Photo : @diane_campclaude. Style : @nicolas_dax. Make up : thierry.do.nascimento. Models : @orgensia et @mengyume

An artist from the beginning, Avellano’s career began with his studies at the School of Fine Arts in Toulouse in the South of France. Fashion design and creating with clothing came later. Speaking of his frame of mind back then, “I didn’t know at all if I was interested in fashion…I was using latex since art school, it was truly there from the beginning… it was really an artistic approach…Because I was in graphic design at the time, I tried to find out how to print on latex I made patterns on latex and in the end, to test the material a bit, I started to make my first clothes with it.”

It is perhaps this commitment to artistic exploration that led Arthur to create a style and a brand all of his own. When I ask where this inclination towards doing things differently began, he answers, “I don’t know actually, I think it’s just my nature…and I didn’t do a lot of study in fashion…it’s just my way of working. It’s not how we learn at [fashion] school, at school we learn to make clothes in a certain way. But I, for example, I work to make things different, I start with the colours, after that I make shapes that I find interesting, I do tests, I work like this.”

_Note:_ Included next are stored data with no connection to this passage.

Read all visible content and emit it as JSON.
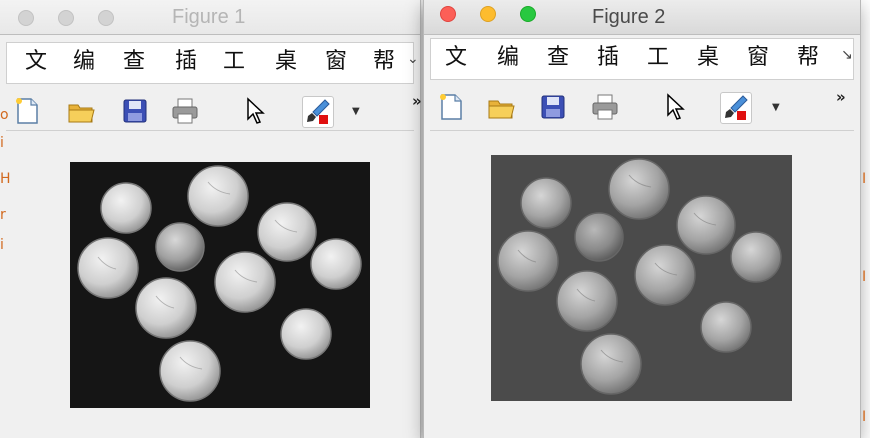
{
  "background": {
    "left_marks": [
      "o",
      "i",
      "H",
      "r",
      "i"
    ],
    "right_marks": [
      "I",
      "I",
      "I"
    ]
  },
  "windows": [
    {
      "title": "Figure 1",
      "active": false,
      "menu": [
        "文",
        "编",
        "查",
        "插",
        "工",
        "桌",
        "窗",
        "帮"
      ],
      "menu_overflow": "⌄",
      "toolbar_overflow": "»"
    },
    {
      "title": "Figure 2",
      "active": true,
      "menu": [
        "文",
        "编",
        "查",
        "插",
        "工",
        "桌",
        "窗",
        "帮"
      ],
      "menu_overflow": "↘",
      "toolbar_overflow": "»"
    }
  ],
  "toolbar": {
    "icons": [
      "new-figure-icon",
      "open-file-icon",
      "save-icon",
      "print-icon",
      "pointer-icon",
      "brush-icon"
    ]
  },
  "colors": {
    "image1_bg": "#151515",
    "image2_bg": "#4b4b4b",
    "coin1": "#d9d9d9",
    "coin2": "#a8a8a8"
  }
}
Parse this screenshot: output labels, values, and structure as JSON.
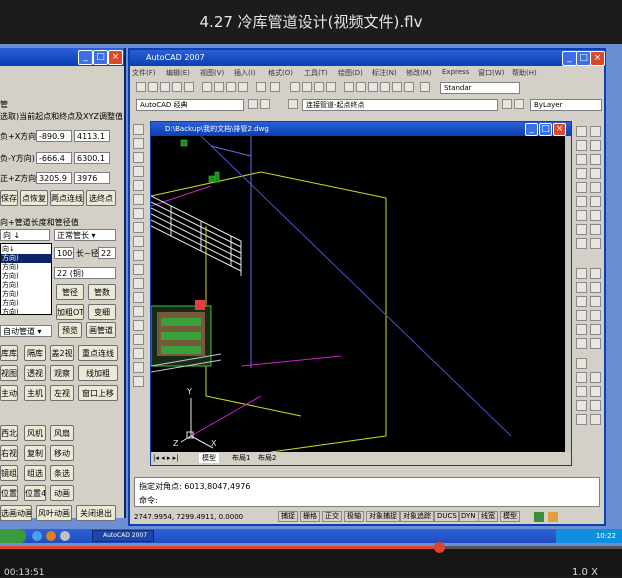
{
  "player": {
    "title": "4.27 冷库管道设计(视频文件).flv",
    "time": "00:13:51",
    "speed": "1.0 X",
    "progress": 0.706
  },
  "plugin": {
    "title_buttons": [
      "_",
      "□",
      "×"
    ],
    "heading": "管",
    "coord_label": "选取)当前起点和终点及XYZ调整值",
    "rows": [
      {
        "label": "负+X方向)",
        "value1": "-890.9",
        "value2": "4113.1"
      },
      {
        "label": "负-Y方向)",
        "value1": "-666.4",
        "value2": "6300.1"
      },
      {
        "label": "正+Z方向)",
        "value1": "3205.9",
        "value2": "3976"
      }
    ],
    "btns1": [
      "保存",
      "点恢复",
      "两点连线",
      "选终点"
    ],
    "section2": "向+管道长度和管径值",
    "combo_a": "向 ↓",
    "combo_b": "正常管长 ▾",
    "dropdown_items": [
      "向↓",
      "方向)",
      "方向)",
      "方向)",
      "方向)",
      "方向)",
      "方向)",
      "方向)"
    ],
    "length_value": "1000",
    "length_label": "长~径",
    "length_value2": "22",
    "pipe_combo": "22 (铜)",
    "btn_pipe": "管径",
    "btn_count": "管数",
    "btn_addlong": "加粗OT",
    "btn_change": "变细",
    "auto_combo": "自动管道 ▾",
    "btn_preview": "预览",
    "btn_draw": "画管道",
    "grid": [
      [
        "库库",
        "隔库",
        "盖2视",
        "重点连线"
      ],
      [
        "视图",
        "透视",
        "观察",
        "线加粗"
      ],
      [
        "主动",
        "主机",
        "左视",
        "窗口上移"
      ],
      [
        "西北",
        "风机",
        "风扇",
        ""
      ],
      [
        "右视",
        "复制",
        "移动",
        ""
      ],
      [
        "镜组",
        "组选",
        "条选",
        ""
      ],
      [
        "位置3",
        "位置4",
        "动画",
        ""
      ],
      [
        "选画动画",
        "风叶动画",
        "关闭退出",
        ""
      ]
    ]
  },
  "autocad": {
    "title": "AutoCAD 2007",
    "title_buttons": [
      "_",
      "□",
      "×"
    ],
    "menu": [
      "文件(F)",
      "编辑(E)",
      "视图(V)",
      "插入(I)",
      "格式(O)",
      "工具(T)",
      "绘图(D)",
      "标注(N)",
      "修改(M)",
      "Express",
      "窗口(W)",
      "帮助(H)"
    ],
    "style_combo": "AutoCAD 经典",
    "layer_combo": "连接管道-起点终点",
    "bylayer": "ByLayer",
    "standard": "Standar",
    "drawing_title": "D:\\Backup\\我的文档\\排管2.dwg",
    "tabs": [
      "模型",
      "布局1",
      "布局2"
    ],
    "cmd_line1": "指定对角点: 6013,8047,4976",
    "cmd_line2": "命令:",
    "status_coords": "2747.9954, 7299.4911, 0.0000",
    "status_buttons": [
      "捕捉",
      "栅格",
      "正交",
      "极轴",
      "对象捕捉",
      "对象追踪",
      "DUCS",
      "DYN",
      "线宽",
      "模型"
    ]
  },
  "taskbar": {
    "task_label": "AutoCAD 2007",
    "clock": "10:22"
  },
  "colors": {
    "accent": "#e0422e",
    "xp_blue": "#0a3fb0",
    "canvas_bg": "#000000"
  }
}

The brand’s signature style has always involved the use of latex to create different shapes, often voluminous, to create a surprisingly classic, light and uncomplicated effect. Androgynous collections are made up of modern cool sportswear pieces, classic suits and trenches and structured shirts and skirts.

Photo : @diane_campclaude. Style : @nicolas_dax. Make up : thierry.do.nascimento. Models : @orgensia et @mengyume

"You can use this material which is usually associated with fetishism, but in a way that is not very ‘nightlife’. You can leave these clothes which are really very classic and very, very beautiful, and with the volume, it’s interesting, it’s very unique…It was always to make a bit of a reference…to add a bit more of a sexy dimension to the collections.”

Whilst at Arthur’s hand, latex is never used to create overtly sexy pieces, I discover that it’s quite intentional, his choice to use a material with such obvious sexual connotations. Arthur tells me, “You can use this material which is usually associated with fetishism, but in a way that is not very ‘nightlife’. You can leave these clothes which are really very classic and very, very beautiful, and with the volume, it’s interesting, it’s very unique…It was always to make a bit of a reference…to add a bit more of a sexy dimension to the collections.”

Since Spring/Summer 2019, Avellano has excluded leather from his collections and whilst the decision back in 2013 to use latex was never one rooted in sustainability, the material is proving to be a good vegan alternative to leather. The designer works directly with laboratories to develop a unique hybrid latex with similar properties to leather, with even greater possibilities in terms of texture, drape and finish. According to Avellano, “Since 2013, it wasn’t at all in the beginning about addressing this [sustainability] issue…now it’s made me completely up-to-date with the current problems, allowing me to replace leather.”

“I don’t take people [models] because I find them beautiful, I take them because they seem super interesting…I don’t take models that are 1.85m, I take people who are more like the people you see in the street…I often do shows with singers, dancers, actors, these aren’t classic models…these are people who I want to wear my clothes.”

Yet another reason this brand is a modern one breaking the mould: the models walking Avellano’s runways diverge from industry norms on all counts—in look, shape, gender identity, age and race. Again, this doesn’t seem like an intentional, trendy choice, these are simply the people Avellano envisions in his clothes. He says passionately of his casting choices, “I don’t take people [models] because I find them beautiful, I take them because they seem super interesting…I don’t take models that are 1.85m, I take people who are more like the people you see in the street…I often do shows with singers, dancers, actors, these aren’t classic models…these are people who I want to wear my clothes.”